Juristas e governos divergem sobre uso da ação civil pública
Projeto em análise da Câmara amplia a possibilidade de julgamento em massa de questões idênticas, mas governo resiste à aplicação dessa sistemática a processos sobre tributos, benefícios previdenciários e FGTS.
Projeto em análise da Câmara amplia a possibilidade de julgamento em massa de questões idênticas, mas governo resiste à aplicação dessa sistemática a processos sobre tributos, benefícios previdenciários e FGTS.
A proposta de novo marco legal para os processos judiciais coletivos (PL 5139/09, do Executivo, que está em discussão na Câmara) reacendeu a polêmica sobre o uso da ação civil pública (ACP) para discutir a legalidade de tributos, o reajuste de benefícios previdenciários e os direitos relativos ao FGTS.

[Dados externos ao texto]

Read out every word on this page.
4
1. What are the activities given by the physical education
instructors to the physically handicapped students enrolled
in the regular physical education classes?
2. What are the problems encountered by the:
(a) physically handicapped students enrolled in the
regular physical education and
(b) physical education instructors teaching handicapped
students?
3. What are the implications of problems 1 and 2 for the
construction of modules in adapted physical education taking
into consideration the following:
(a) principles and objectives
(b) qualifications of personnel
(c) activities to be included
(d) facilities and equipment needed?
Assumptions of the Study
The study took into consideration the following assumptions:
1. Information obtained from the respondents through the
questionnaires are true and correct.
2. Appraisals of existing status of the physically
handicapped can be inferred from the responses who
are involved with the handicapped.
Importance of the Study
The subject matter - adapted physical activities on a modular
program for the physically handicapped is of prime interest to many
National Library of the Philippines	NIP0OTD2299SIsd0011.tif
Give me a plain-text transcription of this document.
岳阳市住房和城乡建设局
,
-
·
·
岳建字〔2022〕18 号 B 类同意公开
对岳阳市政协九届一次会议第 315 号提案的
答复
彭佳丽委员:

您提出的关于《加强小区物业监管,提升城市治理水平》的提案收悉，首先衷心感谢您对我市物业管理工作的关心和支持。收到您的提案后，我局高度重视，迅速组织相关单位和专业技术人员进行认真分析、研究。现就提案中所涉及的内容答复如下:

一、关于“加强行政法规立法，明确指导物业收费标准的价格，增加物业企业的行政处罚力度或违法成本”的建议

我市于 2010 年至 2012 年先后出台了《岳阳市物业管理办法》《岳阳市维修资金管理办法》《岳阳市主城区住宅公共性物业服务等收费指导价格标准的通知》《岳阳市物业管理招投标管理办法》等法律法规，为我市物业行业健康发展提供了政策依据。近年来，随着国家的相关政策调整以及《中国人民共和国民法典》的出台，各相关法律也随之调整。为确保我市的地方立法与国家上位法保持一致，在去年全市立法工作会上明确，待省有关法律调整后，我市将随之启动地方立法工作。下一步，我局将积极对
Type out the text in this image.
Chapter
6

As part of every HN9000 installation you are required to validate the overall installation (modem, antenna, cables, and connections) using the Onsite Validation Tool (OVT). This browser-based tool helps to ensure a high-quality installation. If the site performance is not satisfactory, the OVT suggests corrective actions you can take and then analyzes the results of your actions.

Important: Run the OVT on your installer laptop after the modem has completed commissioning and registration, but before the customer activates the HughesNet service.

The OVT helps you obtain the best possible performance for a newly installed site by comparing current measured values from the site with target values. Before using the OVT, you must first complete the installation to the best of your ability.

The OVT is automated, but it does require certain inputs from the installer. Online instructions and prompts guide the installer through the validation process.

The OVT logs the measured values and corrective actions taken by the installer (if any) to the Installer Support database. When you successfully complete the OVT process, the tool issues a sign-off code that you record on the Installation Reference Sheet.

Ao proibir o uso da ACP nessas questões - que provocou condenações bilionárias contra o poder público nos últimos anos -, o projeto promove um retrocesso do ponto de vista social, na avaliação de alguns especialistas.
A restrição não aparecia no anteprojeto elaborado por uma comissão de juristas, mas foi incluída pelo governo no texto do PL 5139/09. O Supremo Tribunal Federal (STF) declarou que a restrição ao uso de ACP em relação aos tributos é constitucional, mesmo com forte oposição do Ministério Público e de setores do próprio Judiciário.
Uma emenda apresentada ao projeto pelo deputado José Genoíno (PT-SP), a pedido do Ministério Público da União, suprime a proibição.
Substitutivo
A proposta tramita em caráter conclusivo na Comissão de Constituição e Justiça e de Cidadania (CCJ). O relator, deputado Antonio Carlos Biscaia (PT-RJ), afirmou que vai apresentar um substitutivo ainda neste mês. "Falta concluir apenas alguns detalhes", afirmou.
O deputado evitou, porém, antecipar o seu entendimento. "Já tenho minha posição. No momento oportuno, vou apresentá-la", disse.
Mudança "para pior"
O juiz federal e professor de Direito Processual Civil Aluisio Gonçalves de Castro Mendes, integrante da comissão de juristas que elaborou a proposta, afirma que, na versão original do projeto, a ACP poderia versar sobre questões relacionadas a tributos, a benefícios previdenciários e ao FGTS.
"O anteprojeto acabou sofrendo algumas modificações feitas às pressas na hora do envio à Câmara. A impressão generalizada é que acabaram não contribuindo com o texto", afirma. De acordo com ele, restringir a ação civil pública é um erro.
O principal objetivo da proposta, segundo Castro Mendes, seria universalizar o acesso à Justiça e desafogar o Judiciário. Porém, na avaliação dele, manter aquelas questões na antiga sistemática de ações individuais significa ir na contramão dessa meta.
Ele argumenta que, nesse aspecto, o projeto ficou pior que a legislação em vigor. Isso porque foi proposta a ampliação das questões que podem ser discutidas por meio de ação civil pública, mas, em compensação, foi retirado um benefício hoje assegurado aos autores da ação coletiva. Quando a ACP é julgada improcedente, são prejudicadas apenas as pessoas que tiverem participado do processo. Porém, o projeto estabelece que o resultado negativo passará a atingir todos os participantes da ação.
"Na atual sistemática, o governo ganha mas não leva em ação civil pública, porque as pessoas podem continuar ajuizando ações individuais. De agora em diante [se o projeto for aprovado], a ação coletiva passará a ser muito interessante para o poder público", alerta.
Se fosse possível debater em ACP uma questão tributária e se a Fazenda Pública vencesse uma demanda, os contribuintes não poderiam continuar debatendo a mesma matéria em juízo, por causa do princípio da coisa julgada.